My initial guess was that fault lay with the Apple A5X CPU and the PowerVR SGX 543MP4 quad-core GPU needed to render all those new pixels, but the culprit seems to be primarily the backlight. And since no one's conducted 3D gaming battery tests yet, it remains to be seen how much worse things can get.

In other types of tests conducted by various tech publications, the new iPad consistently performs more poorly than the iPad 2. Anandtech, for instance, found that the new iPad draws 4.58 watts while surfing the Web over Wi-Fi while the iPad 2 draws a mere 2.48 watts. DisplayMate found that the new iPad at maximum brightness sitting idle draws 7.32 watts. The iPad 2? Only 3.47 watts. CNET found that the iPad 2 draws 1.76 watts at 150 candelas per square meter (cd/m2) brightness for 720p video playback. The new iPad draws 3.32 watts. These results show that there is approximately a doubling of power consumption, yet the new iPad's battery increased in size only 70%, from 25 watt hours to 42.5 watt hours.
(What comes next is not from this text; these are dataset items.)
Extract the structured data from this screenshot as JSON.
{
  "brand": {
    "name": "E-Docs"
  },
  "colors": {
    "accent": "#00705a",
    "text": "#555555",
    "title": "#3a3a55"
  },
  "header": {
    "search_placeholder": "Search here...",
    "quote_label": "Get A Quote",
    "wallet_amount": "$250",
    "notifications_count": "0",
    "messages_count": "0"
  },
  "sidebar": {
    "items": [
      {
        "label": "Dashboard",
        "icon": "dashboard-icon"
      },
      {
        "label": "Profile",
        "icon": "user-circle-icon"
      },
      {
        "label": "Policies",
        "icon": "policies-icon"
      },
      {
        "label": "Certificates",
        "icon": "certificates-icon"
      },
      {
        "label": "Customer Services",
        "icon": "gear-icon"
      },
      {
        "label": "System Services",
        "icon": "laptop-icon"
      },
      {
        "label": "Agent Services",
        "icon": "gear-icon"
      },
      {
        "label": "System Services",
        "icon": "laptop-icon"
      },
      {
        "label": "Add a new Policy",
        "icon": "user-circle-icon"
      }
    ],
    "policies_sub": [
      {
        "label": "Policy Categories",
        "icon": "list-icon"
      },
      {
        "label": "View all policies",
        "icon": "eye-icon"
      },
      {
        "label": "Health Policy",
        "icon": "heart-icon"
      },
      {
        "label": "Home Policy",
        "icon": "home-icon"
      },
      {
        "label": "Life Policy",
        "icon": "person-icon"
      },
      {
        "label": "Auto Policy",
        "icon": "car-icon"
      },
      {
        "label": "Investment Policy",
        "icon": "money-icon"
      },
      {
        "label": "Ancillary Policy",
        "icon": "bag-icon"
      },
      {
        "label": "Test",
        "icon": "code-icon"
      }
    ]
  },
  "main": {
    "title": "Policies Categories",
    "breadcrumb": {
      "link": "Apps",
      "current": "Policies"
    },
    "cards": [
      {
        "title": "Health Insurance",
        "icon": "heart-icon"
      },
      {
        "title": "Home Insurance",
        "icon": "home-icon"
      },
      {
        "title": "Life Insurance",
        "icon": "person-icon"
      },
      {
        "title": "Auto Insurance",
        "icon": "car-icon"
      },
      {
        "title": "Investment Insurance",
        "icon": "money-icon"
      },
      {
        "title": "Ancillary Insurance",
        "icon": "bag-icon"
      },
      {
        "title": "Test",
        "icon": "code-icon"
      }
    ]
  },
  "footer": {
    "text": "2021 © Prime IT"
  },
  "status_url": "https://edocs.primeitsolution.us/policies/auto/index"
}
The new iPad's ultra-high-rez push seems to run counter to Apple's form-over-function design philosophy. The bleeding-edge screen has inflicted tradeoffs in usability: the thicker and heavier chassis, much longer charge times, hotter surface temperatures, and shorter battery life. For photographers who crave higher resolution and higher color gamut, the new iPad is a must have. For everyone else craving an iPad, the decision is more difficult.

If you can't or won't wait for the next generation of ultra-high-resolution iPads with better energy efficiency, you might want to stock up on a few 37 watt hour battery packs at $55 apiece so you won't be tied to a wall socket. These battery packs will charge your smartphone and any other USB device you might have as well. [Update: It seems the Hyperion product linked to above does not support the new iPad after all. It claims to provide the required 1 amp, but only supplies 1/2. In fact, it seems that 2 amps is the effective minimum requirement for charging a third generation iPad. For a useful alternative, consider this no-name model which costs $69.99, but has several good reviews on Amazon.]